The Laurel Museum is a museum in Laurel, Maryland, in the United States. It is located in a mill workers' home that was built by Horace Capron between 1836 and 1840. It was restored by the City of Laurel, and opened to the public on May 1, 1996. Located on the northeast corner of 9th and Main Streets, the museum has exhibits that highlight the history of Laurel and its citizens. A gift shop is available and museum admission is free.

The 2590 sqft brick and stone building was built with four living units, and was later converted into a two-family house. It was then transformed into a commercial property, and before its abandonment in the 1970s was a rental home and storage warehouse.
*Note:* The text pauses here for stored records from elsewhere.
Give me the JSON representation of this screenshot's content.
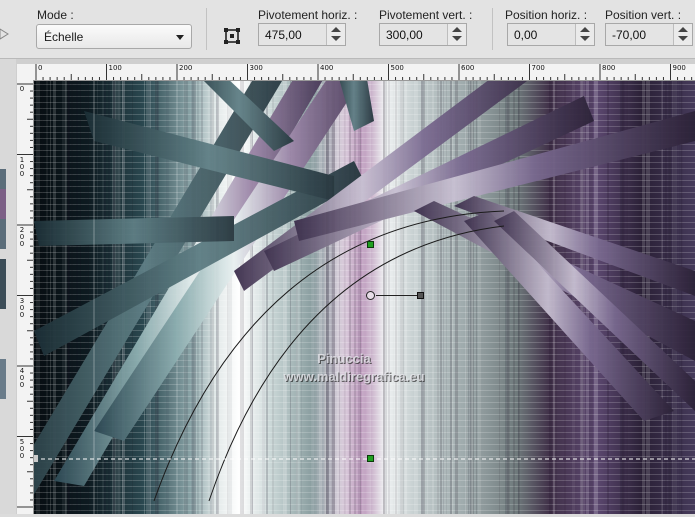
{
  "toolbar": {
    "mode_label": "Mode :",
    "mode_value": "Échelle",
    "pivot_h_label": "Pivotement horiz. :",
    "pivot_h_value": "475,00",
    "pivot_v_label": "Pivotement vert. :",
    "pivot_v_value": "300,00",
    "pos_h_label": "Position horiz. :",
    "pos_h_value": "0,00",
    "pos_v_label": "Position vert. :",
    "pos_v_value": "-70,00"
  },
  "ruler": {
    "h_labels": [
      "0",
      "100",
      "200",
      "300",
      "400",
      "500",
      "600",
      "700",
      "800",
      "900"
    ],
    "v_labels": [
      "0",
      "1\n0\n0",
      "2\n0\n0",
      "3\n0\n0",
      "4\n0\n0",
      "5\n0\n0"
    ]
  },
  "watermark": {
    "line1": "Pinuccia",
    "line2": "www.maldiregrafica.eu"
  },
  "colors": {
    "toolbar_bg": "#e3e3e3",
    "accent_handle": "#00a000"
  }
}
In 1985 the building was purchased by the City of Laurel from the State of Maryland.

The museum is operated by the Laurel Historical Society, a tax-exempt educational organization that was founded as the Laurel Horizon Society in 1976. The society received permission to use the city-owned building for a museum with the adoption of a resolution by the mayor and city council on February 25, 1991. The building was then renovated between 1993 and 1996, when it opened to the public. The museum's research library is named after John Calder Brennan, a local historian who died three months before the museum's opening.

The estate of photographer Bert Sadler gave the museum Sadler's notebooks and 1300 glass plate negatives to form The Sadler Collection. Starting as a permanent loan, this was ratified as a formal donation in 2007.